Automate LLM Evaluation with AI-Powered Scoring
Increasing Complexity When Manually Evaluating Large Testsets
When introducing a framework to evaluate a Large Language Model (LLM), the process typically begins on a small scale by manually evaluating a few Testcases. These initial Testcases form the basis of the first Testset, and subject-matter experts (SMEs) evaluate the LLM outputs of these Testcases. As the evaluation process iterates, the number of Testcases grows, allowing testing across more dimensions using different metrics. However, as the number of Testcases increases, the time required to evaluate the metrics increases proportionally. Since SMEs have limited resources, the evaluation of large Testsets can quickly become a bottleneck, hindering the progress of the LLM evaluation process.

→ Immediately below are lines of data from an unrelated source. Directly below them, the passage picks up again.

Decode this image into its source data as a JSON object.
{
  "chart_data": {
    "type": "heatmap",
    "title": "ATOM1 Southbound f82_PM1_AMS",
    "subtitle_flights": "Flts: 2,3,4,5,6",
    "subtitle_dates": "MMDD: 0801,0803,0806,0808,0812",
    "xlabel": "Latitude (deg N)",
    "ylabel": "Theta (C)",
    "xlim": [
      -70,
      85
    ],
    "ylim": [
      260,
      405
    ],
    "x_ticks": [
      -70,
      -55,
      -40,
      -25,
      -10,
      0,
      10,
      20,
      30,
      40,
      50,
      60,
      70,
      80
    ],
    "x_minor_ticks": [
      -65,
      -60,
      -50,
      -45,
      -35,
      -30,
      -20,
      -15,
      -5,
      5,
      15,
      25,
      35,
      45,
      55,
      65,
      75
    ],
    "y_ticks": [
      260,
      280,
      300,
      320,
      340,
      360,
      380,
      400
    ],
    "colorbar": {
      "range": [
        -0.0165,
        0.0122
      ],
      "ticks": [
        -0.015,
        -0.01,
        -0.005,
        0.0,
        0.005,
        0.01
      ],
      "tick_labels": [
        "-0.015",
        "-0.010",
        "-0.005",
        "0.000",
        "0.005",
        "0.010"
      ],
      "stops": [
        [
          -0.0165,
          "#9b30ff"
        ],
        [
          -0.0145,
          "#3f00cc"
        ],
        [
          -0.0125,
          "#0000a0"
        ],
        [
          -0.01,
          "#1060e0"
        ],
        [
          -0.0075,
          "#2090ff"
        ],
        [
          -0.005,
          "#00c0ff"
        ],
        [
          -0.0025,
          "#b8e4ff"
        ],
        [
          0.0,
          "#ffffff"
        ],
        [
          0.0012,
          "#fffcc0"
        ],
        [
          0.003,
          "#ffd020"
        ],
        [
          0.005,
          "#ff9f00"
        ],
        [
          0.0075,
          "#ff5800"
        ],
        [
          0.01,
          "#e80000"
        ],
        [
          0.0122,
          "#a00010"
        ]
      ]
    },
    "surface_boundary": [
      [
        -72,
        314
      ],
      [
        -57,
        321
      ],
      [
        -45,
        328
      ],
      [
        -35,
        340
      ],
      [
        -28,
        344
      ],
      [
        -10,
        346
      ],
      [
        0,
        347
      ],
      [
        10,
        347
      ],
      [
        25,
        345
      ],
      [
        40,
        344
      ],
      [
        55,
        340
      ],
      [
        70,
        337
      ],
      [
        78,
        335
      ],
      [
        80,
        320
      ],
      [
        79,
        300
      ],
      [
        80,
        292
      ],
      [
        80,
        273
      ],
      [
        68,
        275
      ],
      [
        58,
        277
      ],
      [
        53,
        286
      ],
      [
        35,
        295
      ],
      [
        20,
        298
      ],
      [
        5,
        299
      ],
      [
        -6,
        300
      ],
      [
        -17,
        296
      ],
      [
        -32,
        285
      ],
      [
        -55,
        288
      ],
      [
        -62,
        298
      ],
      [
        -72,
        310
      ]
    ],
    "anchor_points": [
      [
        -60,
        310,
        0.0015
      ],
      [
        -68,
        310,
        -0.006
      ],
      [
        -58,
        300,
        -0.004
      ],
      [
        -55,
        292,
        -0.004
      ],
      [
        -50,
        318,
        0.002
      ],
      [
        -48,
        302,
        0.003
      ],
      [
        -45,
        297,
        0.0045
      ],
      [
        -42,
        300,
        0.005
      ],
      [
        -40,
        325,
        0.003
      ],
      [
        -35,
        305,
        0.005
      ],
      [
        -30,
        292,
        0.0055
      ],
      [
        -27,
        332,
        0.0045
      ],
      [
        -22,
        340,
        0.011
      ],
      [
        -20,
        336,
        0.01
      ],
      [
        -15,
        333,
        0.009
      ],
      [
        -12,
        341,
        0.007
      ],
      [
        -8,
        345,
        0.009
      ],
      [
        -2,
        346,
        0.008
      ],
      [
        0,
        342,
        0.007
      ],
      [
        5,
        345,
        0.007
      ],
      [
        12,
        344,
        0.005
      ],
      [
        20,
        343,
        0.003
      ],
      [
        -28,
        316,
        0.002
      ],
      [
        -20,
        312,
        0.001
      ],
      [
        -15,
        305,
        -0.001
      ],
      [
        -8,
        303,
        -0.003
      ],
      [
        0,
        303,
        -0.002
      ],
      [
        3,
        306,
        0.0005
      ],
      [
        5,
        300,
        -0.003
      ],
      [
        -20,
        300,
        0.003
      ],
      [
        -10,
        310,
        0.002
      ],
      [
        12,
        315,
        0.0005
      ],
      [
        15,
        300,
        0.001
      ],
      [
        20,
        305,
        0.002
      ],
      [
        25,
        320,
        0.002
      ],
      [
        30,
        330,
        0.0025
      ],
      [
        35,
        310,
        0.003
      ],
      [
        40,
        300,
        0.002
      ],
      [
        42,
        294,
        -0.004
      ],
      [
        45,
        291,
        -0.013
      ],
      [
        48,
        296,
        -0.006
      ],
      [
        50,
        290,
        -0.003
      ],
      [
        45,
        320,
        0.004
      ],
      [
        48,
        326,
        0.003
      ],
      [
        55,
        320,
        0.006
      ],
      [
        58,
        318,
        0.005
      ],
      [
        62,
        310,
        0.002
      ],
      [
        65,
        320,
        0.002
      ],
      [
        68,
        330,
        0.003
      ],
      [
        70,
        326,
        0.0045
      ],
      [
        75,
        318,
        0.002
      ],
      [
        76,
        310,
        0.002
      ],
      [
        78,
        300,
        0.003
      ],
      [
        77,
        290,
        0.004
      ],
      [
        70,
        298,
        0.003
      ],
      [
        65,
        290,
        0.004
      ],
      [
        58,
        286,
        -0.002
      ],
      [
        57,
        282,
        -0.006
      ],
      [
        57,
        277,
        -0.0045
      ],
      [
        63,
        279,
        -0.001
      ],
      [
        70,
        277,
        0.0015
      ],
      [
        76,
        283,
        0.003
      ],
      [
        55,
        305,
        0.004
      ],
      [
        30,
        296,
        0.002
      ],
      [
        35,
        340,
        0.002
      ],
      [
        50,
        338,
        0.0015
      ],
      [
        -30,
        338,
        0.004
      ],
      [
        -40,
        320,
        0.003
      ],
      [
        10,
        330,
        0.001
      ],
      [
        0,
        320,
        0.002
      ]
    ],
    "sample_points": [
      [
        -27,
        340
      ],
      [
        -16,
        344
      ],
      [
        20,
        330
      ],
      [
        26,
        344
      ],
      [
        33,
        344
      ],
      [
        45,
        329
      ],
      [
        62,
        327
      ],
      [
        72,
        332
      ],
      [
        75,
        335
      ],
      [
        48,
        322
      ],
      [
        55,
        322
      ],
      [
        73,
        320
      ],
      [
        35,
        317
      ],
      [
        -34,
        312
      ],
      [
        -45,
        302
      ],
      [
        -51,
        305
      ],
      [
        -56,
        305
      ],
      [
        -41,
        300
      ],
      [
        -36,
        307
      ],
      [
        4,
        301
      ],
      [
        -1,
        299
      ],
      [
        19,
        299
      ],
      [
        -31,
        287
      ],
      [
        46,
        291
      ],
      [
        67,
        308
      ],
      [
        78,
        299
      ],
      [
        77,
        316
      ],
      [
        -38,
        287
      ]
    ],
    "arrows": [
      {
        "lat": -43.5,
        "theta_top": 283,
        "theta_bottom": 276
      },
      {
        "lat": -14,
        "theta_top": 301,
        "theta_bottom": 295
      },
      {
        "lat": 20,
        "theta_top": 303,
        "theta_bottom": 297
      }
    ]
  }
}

AI-Supported Scoring With Scorecard
Scorecard offers a solution to this problem by outsourcing the evaluation part to an AI model. With Scorecard’s AI-powered scoring, valuable time can be saved and SMEs can focus on complex edge cases instead of well-defined and easy-to-score metrics. This streamlines the LLM evaluation process, enabling teams to iterate and deliver faster.
Define Metrics to Score With AI
When defining a new metric to be used for your LLM evaluation, you can specify the evaluation type. Choose the evaluation type “AI” to have a metric automatically scored by an AI model.
In the metric guidelines, make sure to accurately describe how the AI model should score the metric.
Score Your Testset With a Single Click
After you have run a Testset against your LLM and the model has generated responses for each Testcase, the Scorecard UI displays the status of “Awaiting Scoring”.
Simply click the “Run Scoring” button and Scorecard will use AI to score all metrics that have AI scoring enabled.
Understand the AI Scores With Transparent Explanations
Scorecard not only automates the scoring process, it also provides explanations of why the AI model scored the metrics in a certain way. This helps you understand the reasons of the AI scores, allowing you to re-evaluate whether the evaluations make sense.